Garrod (2003) suggests that a community that is psychologically empowered is one where local people are comfortable with the role played by ecotourism in their community, and positive about its potential to continue to generate benefits in the future. Scheyvens (2002) suggests that tourism initiatives which respect and show interest in issues pertaining to traditional culture can be empowering for local people. In this regard, ecotourism is perceived as being sensitive to local norms and is respectful of local traditions, thus empowering local people to contribute to the development of ecotourism (Garrod, 2003).

Social empowerment refers to the ability of the local community to establish the social impacts of ecotourism development. Social empowerment will result in ecotourism making a contribution to the social cohesion and integrity of the local community, rather than detracting from it (Garrod, 2003).
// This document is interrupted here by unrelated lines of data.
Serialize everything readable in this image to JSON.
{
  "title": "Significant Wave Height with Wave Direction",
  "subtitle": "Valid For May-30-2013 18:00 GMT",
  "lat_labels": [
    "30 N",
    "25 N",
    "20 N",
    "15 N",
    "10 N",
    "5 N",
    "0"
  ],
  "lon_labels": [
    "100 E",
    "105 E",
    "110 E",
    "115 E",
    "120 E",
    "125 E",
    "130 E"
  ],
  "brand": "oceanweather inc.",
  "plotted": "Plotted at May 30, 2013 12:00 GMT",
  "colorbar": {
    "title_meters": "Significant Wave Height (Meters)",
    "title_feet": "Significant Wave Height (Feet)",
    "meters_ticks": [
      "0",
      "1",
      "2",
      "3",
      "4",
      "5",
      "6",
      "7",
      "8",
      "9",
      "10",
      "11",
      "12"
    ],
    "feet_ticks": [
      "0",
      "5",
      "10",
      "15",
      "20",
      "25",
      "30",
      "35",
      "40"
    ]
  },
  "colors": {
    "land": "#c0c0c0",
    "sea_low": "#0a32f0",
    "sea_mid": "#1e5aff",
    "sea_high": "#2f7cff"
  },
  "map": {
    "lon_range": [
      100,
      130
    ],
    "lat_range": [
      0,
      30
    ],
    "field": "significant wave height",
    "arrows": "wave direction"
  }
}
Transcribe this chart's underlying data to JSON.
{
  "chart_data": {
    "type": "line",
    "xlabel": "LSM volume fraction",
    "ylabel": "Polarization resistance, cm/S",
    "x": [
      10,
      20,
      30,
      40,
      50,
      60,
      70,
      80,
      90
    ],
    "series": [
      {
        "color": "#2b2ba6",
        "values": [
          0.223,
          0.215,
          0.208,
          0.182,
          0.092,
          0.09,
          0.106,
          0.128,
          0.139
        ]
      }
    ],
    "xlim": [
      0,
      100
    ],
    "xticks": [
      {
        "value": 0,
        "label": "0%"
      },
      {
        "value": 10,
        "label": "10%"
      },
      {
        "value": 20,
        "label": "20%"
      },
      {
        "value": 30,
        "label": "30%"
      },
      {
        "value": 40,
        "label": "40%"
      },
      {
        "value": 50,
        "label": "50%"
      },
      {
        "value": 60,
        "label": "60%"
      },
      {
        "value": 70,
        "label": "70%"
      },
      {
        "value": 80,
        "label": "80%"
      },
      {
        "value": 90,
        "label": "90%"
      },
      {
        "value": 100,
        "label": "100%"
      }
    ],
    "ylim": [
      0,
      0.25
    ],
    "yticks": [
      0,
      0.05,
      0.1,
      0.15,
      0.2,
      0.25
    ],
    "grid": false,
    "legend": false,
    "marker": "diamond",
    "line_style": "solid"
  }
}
Scheyvens (2002) refers to an empowered community as a strong community group comprising of youth and women who actively participate in community meetings. Garrod (2003) contends that social empowerment is most likely to be found in those communities where part of the net returns from ecotourism are recycled back into the local community in the form of investment in local infrastructure or the funding of social projects. Social empowerment assists in maintaining a community’s social stability and has the power to lead to cooperation and enhanced schemes, for example, education and health (Timothy, 2002).
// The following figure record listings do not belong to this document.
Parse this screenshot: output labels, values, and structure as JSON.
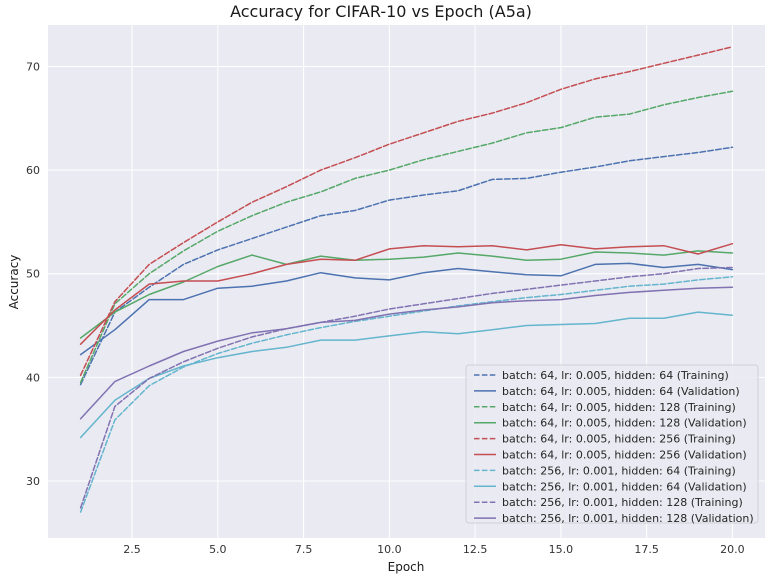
{
  "chart_data": {
    "type": "line",
    "title": "Accuracy for CIFAR-10 vs Epoch (A5a)",
    "xlabel": "Epoch",
    "ylabel": "Accuracy",
    "xlim": [
      0.05,
      20.95
    ],
    "ylim": [
      24.5,
      74
    ],
    "xticks": [
      2.5,
      5.0,
      7.5,
      10.0,
      12.5,
      15.0,
      17.5,
      20.0
    ],
    "xtick_labels": [
      "2.5",
      "5.0",
      "7.5",
      "10.0",
      "12.5",
      "15.0",
      "17.5",
      "20.0"
    ],
    "yticks": [
      30,
      40,
      50,
      60,
      70
    ],
    "ytick_labels": [
      "30",
      "40",
      "50",
      "60",
      "70"
    ],
    "grid": true,
    "legend_position": "lower-right",
    "x": [
      1,
      2,
      3,
      4,
      5,
      6,
      7,
      8,
      9,
      10,
      11,
      12,
      13,
      14,
      15,
      16,
      17,
      18,
      19,
      20
    ],
    "series": [
      {
        "name": "batch: 64, lr: 0.005, hidden: 64 (Training)",
        "color": "#4c72b0",
        "dash": "dashed",
        "values": [
          39.3,
          46.3,
          48.7,
          50.9,
          52.3,
          53.4,
          54.5,
          55.6,
          56.1,
          57.1,
          57.6,
          58.0,
          59.1,
          59.2,
          59.8,
          60.3,
          60.9,
          61.3,
          61.7,
          62.2
        ]
      },
      {
        "name": "batch: 64, lr: 0.005, hidden: 64 (Validation)",
        "color": "#4c72b0",
        "dash": "solid",
        "values": [
          42.2,
          44.6,
          47.5,
          47.5,
          48.6,
          48.8,
          49.3,
          50.1,
          49.6,
          49.4,
          50.1,
          50.5,
          50.2,
          49.9,
          49.8,
          50.9,
          51.0,
          50.6,
          50.9,
          50.4
        ]
      },
      {
        "name": "batch: 64, lr: 0.005, hidden: 128 (Training)",
        "color": "#55a868",
        "dash": "dashed",
        "values": [
          39.5,
          47.1,
          50.0,
          52.2,
          54.1,
          55.6,
          56.9,
          57.9,
          59.2,
          60.0,
          61.0,
          61.8,
          62.6,
          63.6,
          64.1,
          65.1,
          65.4,
          66.3,
          67.0,
          67.6
        ]
      },
      {
        "name": "batch: 64, lr: 0.005, hidden: 128 (Validation)",
        "color": "#55a868",
        "dash": "solid",
        "values": [
          43.8,
          46.3,
          48.0,
          49.2,
          50.7,
          51.8,
          50.9,
          51.7,
          51.3,
          51.4,
          51.6,
          52.0,
          51.7,
          51.3,
          51.4,
          52.1,
          52.0,
          51.8,
          52.2,
          52.0
        ]
      },
      {
        "name": "batch: 64, lr: 0.005, hidden: 256 (Training)",
        "color": "#c44e52",
        "dash": "dashed",
        "values": [
          40.2,
          47.3,
          50.9,
          53.0,
          55.0,
          56.9,
          58.4,
          60.0,
          61.2,
          62.5,
          63.6,
          64.7,
          65.5,
          66.5,
          67.8,
          68.8,
          69.5,
          70.3,
          71.1,
          71.9
        ]
      },
      {
        "name": "batch: 64, lr: 0.005, hidden: 256 (Validation)",
        "color": "#c44e52",
        "dash": "solid",
        "values": [
          43.2,
          46.5,
          49.0,
          49.3,
          49.3,
          50.0,
          50.9,
          51.4,
          51.3,
          52.4,
          52.7,
          52.6,
          52.7,
          52.3,
          52.8,
          52.4,
          52.6,
          52.7,
          51.9,
          52.9
        ]
      },
      {
        "name": "batch: 256, lr: 0.001, hidden: 64 (Training)",
        "color": "#64b5cd",
        "dash": "dashed",
        "values": [
          27.0,
          35.9,
          39.2,
          41.0,
          42.3,
          43.3,
          44.1,
          44.8,
          45.4,
          45.9,
          46.4,
          46.9,
          47.3,
          47.7,
          48.0,
          48.4,
          48.8,
          49.0,
          49.4,
          49.7
        ]
      },
      {
        "name": "batch: 256, lr: 0.001, hidden: 64 (Validation)",
        "color": "#64b5cd",
        "dash": "solid",
        "values": [
          34.2,
          37.8,
          39.9,
          41.1,
          41.9,
          42.5,
          42.9,
          43.6,
          43.6,
          44.0,
          44.4,
          44.2,
          44.6,
          45.0,
          45.1,
          45.2,
          45.7,
          45.7,
          46.3,
          46.0
        ]
      },
      {
        "name": "batch: 256, lr: 0.001, hidden: 128 (Training)",
        "color": "#8172b2",
        "dash": "dashed",
        "values": [
          27.4,
          37.2,
          39.9,
          41.5,
          42.8,
          43.9,
          44.7,
          45.3,
          45.9,
          46.6,
          47.1,
          47.6,
          48.1,
          48.5,
          48.9,
          49.3,
          49.7,
          50.0,
          50.5,
          50.6
        ]
      },
      {
        "name": "batch: 256, lr: 0.001, hidden: 128 (Validation)",
        "color": "#8172b2",
        "dash": "solid",
        "values": [
          36.0,
          39.6,
          41.1,
          42.5,
          43.5,
          44.3,
          44.7,
          45.3,
          45.5,
          46.1,
          46.5,
          46.8,
          47.2,
          47.4,
          47.5,
          47.9,
          48.2,
          48.4,
          48.6,
          48.7
        ]
      }
    ]
  }
}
Political empowerment refers to the ability of the local community to convey their apprehensions and for those concerns to have an actual impact on the direction, format and speed of ecotourism development (Garrod, 2003). Political empowerment is inclusive of representational democracy wherein residents can influence and raise concerns about development initiatives (Timothy, 2002). The local community should be involved in monitoring and evaluating tourism projects over time. Diverse interest groups within a community, including women and youth, need to be represented on community and broader decision-making bodies (Scheyvens, 2002). Political empowerment is best attained when power is decentralised from the national to local level (Garrod, 2003).
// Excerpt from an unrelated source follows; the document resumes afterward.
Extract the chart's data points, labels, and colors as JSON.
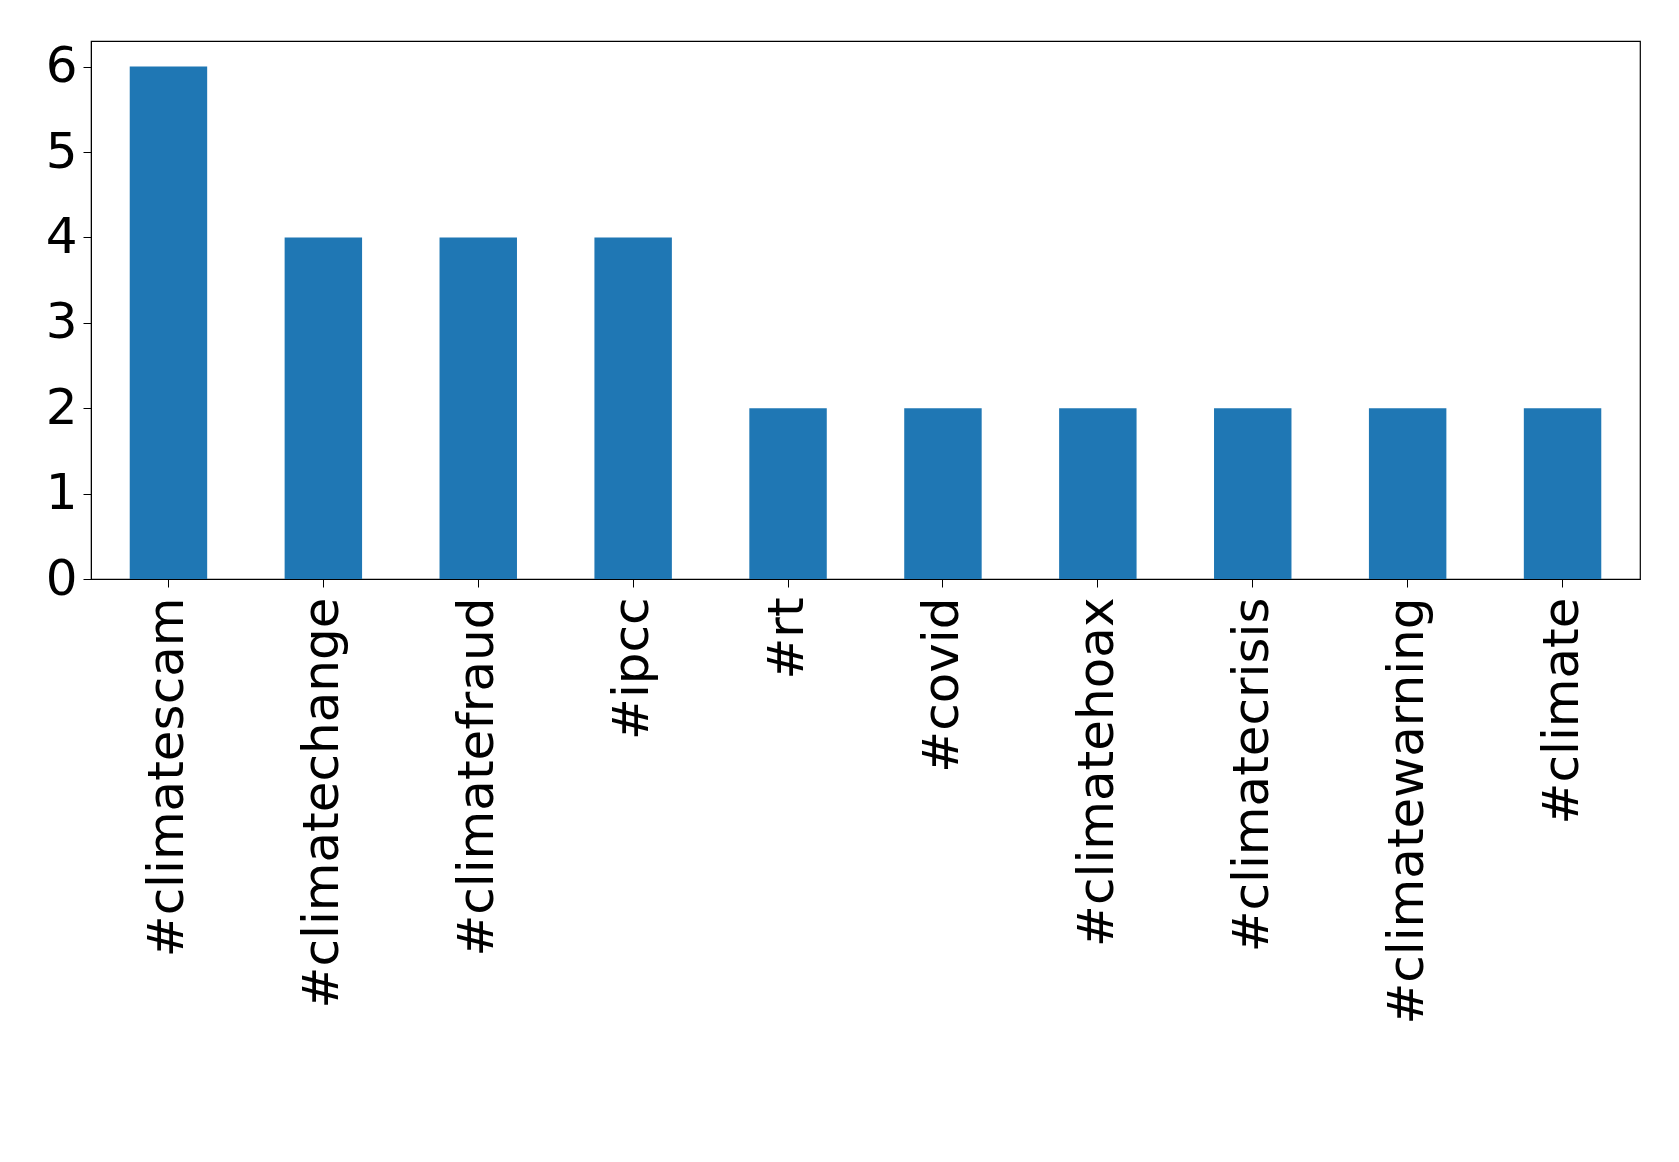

Fennell (2003) suggests that education must play a vital role in the empowerment process such as providing the necessary means to enable people to make informed choices. Fennell (1999) argues that experiential education and training are important in enabling local communities to develop ecotourism so that it is not just another commodified product where benefits and natural resources are abused. For the process of learning to be beneficial it has to include the local community (Desai, 2005). Timothy (2002) maintains that officials must try to build public awareness, especially in regions of the world where economic and social circumstances have kept locals from having experiences as travellers of tourism, for example, and through media campaigns, education courses for residents involved in tourism formally and informally.

2.10.3 Social Capital

Social capital has been viewed as a missing link in development and has become a focal point for policy, practice and research in recent years (Jones, 2005). However, social inequalities are seldom confronted in either social capital theory or policy and there is an inherent affinity to idealise communities which are treated as existing without structured power relations and conflict (Harriss and De Renzio, 1997; Murphy, 2002). According to Pretty and Ward (2001), when social capital is entrenched within rural participatory communities equitable and sustainable solutions are derived to local development problems. Fennell (2003) suggests that ecotourism may be more efficiently operationalised through the shared information, knowledge and interconnectedness between different stakeholders liable for tourism development. Trust and reciprocity lubricate cooperation through reducing transaction costs since people no longer have

to invest in monitoring the behaviour of others, resulting in the building of confidence to move ahead in collective or group activities (Jones, 2005).